Thirty of the 34 Smith voters didn't take Bonds or Roger Clemens. They reject the idea that both players were Hall of Famers before the steroids, which should make a difference. They reject the idea that neither player was ever convicted or suspended, which should make a difference. If you don't vote for Bonds or Clemens, you don't vote for anyone connected to steroids. Again, okay, whatever. At least it's an ethos.
But why do so many Lee Smith voters subscribe to that philosophy? If you're into visuals, here's a way to visualize these voters:
To putting that in perspective:
The Crystal Skull people exist. And you'll never meet one. They're rare, freaky rare. They're mimes who have never heard of Marcel Marceau, Led Zeppelin fans who don't care for II. They're statistical anomalies.
Lee Smith fans who have strong, dogmatic beliefs about steroids? They're the rule, not the exception. People who think both Smith and Bonds should be in the Hall? Freaks.
Which means … I'm not sure, exactly.
Smith is a weird candidate.
Year | W | L | SV | IP | BB | SO | ||
---|---|---|---|---|---|---|---|---|
18 Yrs | 71 | 92 | 3.03 | 478 | 1289.1 | 486 | 1251 | 132 |
The top one's Smith. The bottom one is Joe Nathan. If Nathan pitches kinda sorta okay for the next five years, he'll basically have Smith's career. Does anyone think Nathan is five kinda sorta okay years away from Cooperstown? Would five years be enough to sway the current Smith voters?
Doubtful. But there's a bloc that thinks Smith deserves it. And it's the same bloc that thinks Bonds and Clemens have no place in the Hall. It's a litmus test. How much will I agree with [writer]'s ballot? If they voted for Morris, that doesn't answer the question. If they voted for Smith, it means they're strongly against PED users in the Hall, which is a black-and-white position I don't agree with.
The temptation -- the strong, strong temptation -- is to assume these people are low-information voters. These are people who haven't covered baseball for years, and who don't have time for research and nuance. They laugh at newer statistics because they're devoid of intellectual curiosity. They vote for closers because they don't understand the true value of a good-to-great closer. They don't vote for Bonds or Clemens because they've thought about steroids long enough to form an easy opinion, but nothing more. It would be easy, ridiculously easy, to assume this is all true because it would validate my personal beliefs.
/deep breath
No, no. That's not right. Only awful people make blanket statements like that. It's a slippery slope between assuming all Lee Smith voters are dunderheads and being the guy who floods inboxes with FW: FW: FW: FW: FW: e-mails because they're so danged sure they're right. Just because people don't agree with you, it doesn't have to reflect on their character or intellect, you know.

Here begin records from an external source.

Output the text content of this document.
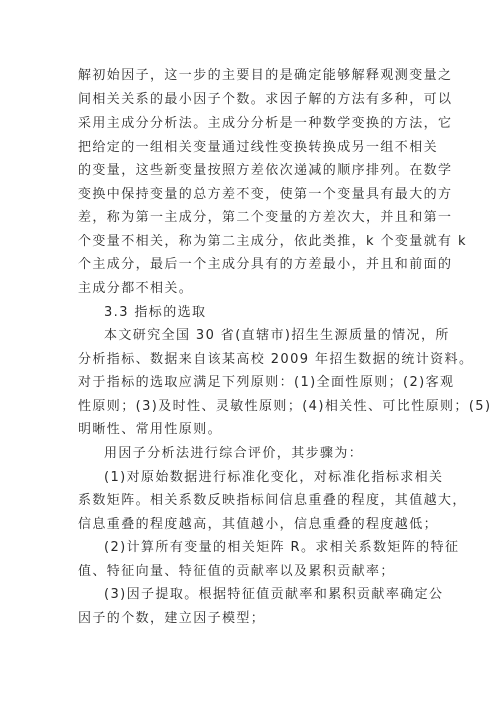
解初始因子，这一步的主要目的是确定能够解释观测变量之
间相关关系的最小因子个数。求因子解的方法有多种，可以
采用主成分分析法。主成分分析是一种数学变换的方法，它
把给定的一组相关变量通过线性变换转换成另一组不相关
的变量，这些新变量按照方差依次递减的顺序排列。在数学
变换中保持变量的总方差不变，使第一个变量具有最大的方
差，称为第一主成分，第二个变量的方差次大，并且和第一
个变量不相关，称为第二主成分，依此类推，k 个变量就有 k
个主成分，最后一个主成分具有的方差最小，并且和前面的
主成分都不相关。
3.3 指标的选取
本文研究全国 30 省(直辖市)招生生源质量的情况，所
分析指标、数据来自该某高校 2009 年招生数据的统计资料。
对于指标的选取应满足下列原则：(1)全面性原则；(2)客观
性原则；(3)及时性、灵敏性原则；(4)相关性、可比性原则；(5)
明晰性、常用性原则。
用因子分析法进行综合评价，其步骤为：
(1)对原始数据进行标准化变化，对标准化指标求相关
系数矩阵。相关系数反映指标间信息重叠的程度，其值越大，
信息重叠的程度越高，其值越小，信息重叠的程度越低；
(2)计算所有变量的相关矩阵 R。求相关系数矩阵的特征
值、特征向量、特征值的贡献率以及累积贡献率；
(3)因子提取。根据特征值贡献率和累积贡献率确定公
因子的个数，建立因子模型；
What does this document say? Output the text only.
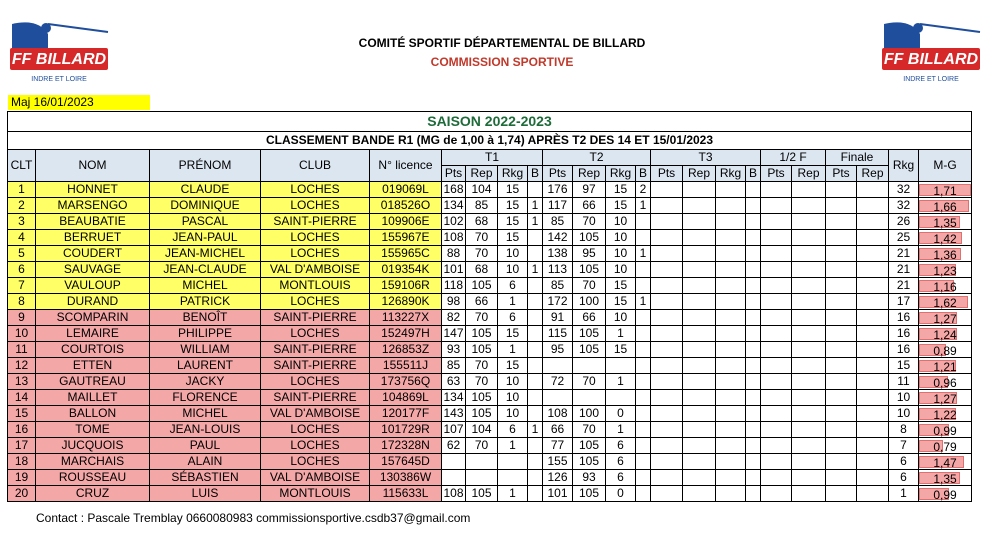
FF BILLARD
INDRE ET LOIRE
FF BILLARD
INDRE ET LOIRE
COMITÉ SPORTIF DÉPARTEMENTAL DE BILLARD
COMMISSION SPORTIVE
Maj 16/01/2023
SAISON 2022-2023																						
CLASSEMENT BANDE R1 (MG de 1,00 à 1,74) APRÈS T2 DES 14 ET 15/01/2023																						
CLT	NOM	PRÉNOM	CLUB	N° licence	T1				T2				T3				1/2 F		Finale		Rkg	M-G
					Pts	Rep	Rkg	B	Pts	Rep	Rkg	B	Pts	Rep	Rkg	B	Pts	Rep	Pts	Rep		
1	HONNET	CLAUDE	LOCHES	019069L	168	104	15		176	97	15	2									32	1,71

2	MARSENGO	DOMINIQUE	LOCHES	018526O	134	85	15	1	117	66	15	1									32	1,66

3	BEAUBATIE	PASCAL	SAINT-PIERRE	109906E	102	68	15	1	85	70	10										26	1,35

4	BERRUET	JEAN-PAUL	LOCHES	155967E	108	70	15		142	105	10										25	1,42

5	COUDERT	JEAN-MICHEL	LOCHES	155965C	88	70	10		138	95	10	1									21	1,36

6	SAUVAGE	JEAN-CLAUDE	VAL D'AMBOISE	019354K	101	68	10	1	113	105	10										21	1,23

7	VAULOUP	MICHEL	MONTLOUIS	159106R	118	105	6		85	70	15										21	1,16

8	DURAND	PATRICK	LOCHES	126890K	98	66	1		172	100	15	1									17	1,62

9	SCOMPARIN	BENOÎT	SAINT-PIERRE	113227X	82	70	6		91	66	10										16	1,27

10	LEMAIRE	PHILIPPE	LOCHES	152497H	147	105	15		115	105	1										16	1,24

11	COURTOIS	WILLIAM	SAINT-PIERRE	126853Z	93	105	1		95	105	15										16	0,89

12	ETTEN	LAURENT	SAINT-PIERRE	155511J	85	70	15														15	1,21

13	GAUTREAU	JACKY	LOCHES	173756Q	63	70	10		72	70	1										11	0,96

14	MAILLET	FLORENCE	SAINT-PIERRE	104869L	134	105	10														10	1,27

15	BALLON	MICHEL	VAL D'AMBOISE	120177F	143	105	10		108	100	0										10	1,22

16	TOME	JEAN-LOUIS	LOCHES	101729R	107	104	6	1	66	70	1										8	0,99

17	JUCQUOIS	PAUL	LOCHES	172328N	62	70	1		77	105	6										7	0,79

18	MARCHAIS	ALAIN	LOCHES	157645D					155	105	6										6	1,47

19	ROUSSEAU	SÉBASTIEN	VAL D'AMBOISE	130386W					126	93	6										6	1,35

20	CRUZ	LUIS	MONTLOUIS	115633L	108	105	1		101	105	0										1	0,99
Contact : Pascale Tremblay 0660080983 commissionsportive.csdb37@gmail.com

I'd say it's a generation gap, except Bonds and Smith were six years apart. They faced each other a dozen times. Clemens' and Smith's debuts were even closer together.
I can't figure it out, so I'm just pointing it out. Smith voters don't vote for the steroid candidates. To a startling degree. Forget about Jack Morris being the defining candidate on the ballot. For whatever reason, Lee Smith voters are a defining voting bloc of our times.
Feels like you can have a beer with the Morris people, you know? Those people are alright.